System requirements
Functional:
- User account
- dashboard with a file system layout
- upload a file/folder
- share a link to a file/folder
- a file viewer that will support multiple file formats: ex: jpg, pdf, png, txt, json
- download a folder/file
Non-Functional:
Availability is essential 99.99% is required to access/share files stored in Dropbox
Security is good but not mandatory
Performance is important. We don't want to wait forever for the file to upload
Scalability is major, we need to be able to grow our DB/storage with the endless amounts of files being uploaded.
Capacity estimation
600 million * user data (name, email, payment, billing) 1kb = 600,000,00 * 1,000 = 600 GB
6 million * user data = 60 GB/day
200 million * 1 mb = 200 TB of data daily
API design
/login(email, pass) {
jwttoken
}
/register(email, pass) {
jwttoken
}
/getFolder(folderId, jwttoken) {
folder: {
name: 'folder'
folder: {
name: 'folder'
files: [file1, file2]
}
files: [file1, file2]
}
}
/getFile(fileId, jwttoken) {
name,
type,
size
link
}
/upload(bytes, jwttoken) {
success
}
/dowloadFolder(folderId, jwttoken) {
success
}
/dowloadFile(fileId, jwttoken) {
success
}
This will flip a sharable flag in s3.
/share(filedId, jwtToken) {
success
}
Database design
File DB: S3 for storing files, highly scalable but lacks data analysis tooling.

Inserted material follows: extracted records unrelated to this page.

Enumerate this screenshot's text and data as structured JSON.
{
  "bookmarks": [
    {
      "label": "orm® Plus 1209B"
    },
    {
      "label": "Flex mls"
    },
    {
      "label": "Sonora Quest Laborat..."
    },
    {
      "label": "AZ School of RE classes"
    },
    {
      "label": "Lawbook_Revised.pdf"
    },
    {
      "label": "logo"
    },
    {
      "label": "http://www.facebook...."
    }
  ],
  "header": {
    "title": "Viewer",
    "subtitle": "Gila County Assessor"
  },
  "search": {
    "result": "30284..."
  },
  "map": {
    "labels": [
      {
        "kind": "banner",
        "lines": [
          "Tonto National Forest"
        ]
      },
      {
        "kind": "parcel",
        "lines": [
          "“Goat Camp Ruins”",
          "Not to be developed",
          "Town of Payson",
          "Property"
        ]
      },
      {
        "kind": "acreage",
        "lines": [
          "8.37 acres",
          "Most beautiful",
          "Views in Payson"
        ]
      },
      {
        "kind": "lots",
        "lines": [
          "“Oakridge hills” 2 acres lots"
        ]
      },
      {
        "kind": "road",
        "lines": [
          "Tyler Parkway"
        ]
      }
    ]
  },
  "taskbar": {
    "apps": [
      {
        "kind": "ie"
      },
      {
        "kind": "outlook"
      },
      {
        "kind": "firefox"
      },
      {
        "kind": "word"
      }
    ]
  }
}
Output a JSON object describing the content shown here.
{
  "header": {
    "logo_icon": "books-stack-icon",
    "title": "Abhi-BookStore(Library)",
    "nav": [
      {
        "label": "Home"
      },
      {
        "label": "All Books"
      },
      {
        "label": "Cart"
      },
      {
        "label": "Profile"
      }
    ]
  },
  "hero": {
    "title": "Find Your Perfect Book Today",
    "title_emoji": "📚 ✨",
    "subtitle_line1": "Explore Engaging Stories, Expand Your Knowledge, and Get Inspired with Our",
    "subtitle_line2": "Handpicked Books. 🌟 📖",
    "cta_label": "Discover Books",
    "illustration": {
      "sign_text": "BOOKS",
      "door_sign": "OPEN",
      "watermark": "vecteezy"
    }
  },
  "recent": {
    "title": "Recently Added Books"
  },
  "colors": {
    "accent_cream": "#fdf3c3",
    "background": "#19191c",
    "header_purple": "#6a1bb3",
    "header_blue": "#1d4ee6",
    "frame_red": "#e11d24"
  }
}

User DB: Postgres, ACID compliant and has advanced queries for find files by user. This will be shared based on user id for scaling.
File Metadata DB: Postgres contains S3 links to all the files/folders associated with a user. Using the user ID as a foreign key. This will be shared on user id for scaling. It will also use opertunistic locking.
High-level design
You should identify enough components that are needed to solve the actual problem from end to end. Also remember to draw a block diagram using the diagramming tool to augment your design. If you are unfamiliar with the tool, you can simply describe your design to the chat bot and ask it to generate a starter diagram for you to modify...
Request flows
A users registers with the User Service. This store the user data with the has password in the User DB. When the user logs in we check to see if the hash matches and then return a JWT token with an expiration of 12 hours to the user.
Api gateway will authenticate the user and then sent the request to the load balancer using least connections strategy.
Upon long in the user will be taken to a homepage that contains a file system like Windows or mac. The folder with the root for the user will be loaded with all the file metadata and links to the s3 buckets where the data is returned.
A user can click on a file and either view of download the file. Either way, we have to go to the s3 bucket where the data is contained.
A user can select a folder or file to upload.
Detailed component design
The Upload service will get a HSL stream of data to be stored in S3. The upload service will then push a message to the kafka queue to generate the metadata. This metadata will be stored with a user id.
The metadata service will then read from the kafka stream the s3 objects that need metadata generated for the file.
Trade offs/Tech choices
S3 allows us to scale easily and drop files into a bucket really well. However we can not collect to much analytical data on the files or use any type of querying to get more details.
The upload service is able to upload files quicker since its free from generating the metadata. However files may not display correctly at first if the metadata is not synced.
Failure scenarios/bottlenecks
The file metadata DB will have issues scaling. If there is a group of users that shard to the same DB we can easily overwhelm one of the File Metadata DBs in the cluster.
Future improvements
Only share files with specified users. We can create a sharing DB with userids or emails that are allowed to view the s3 object.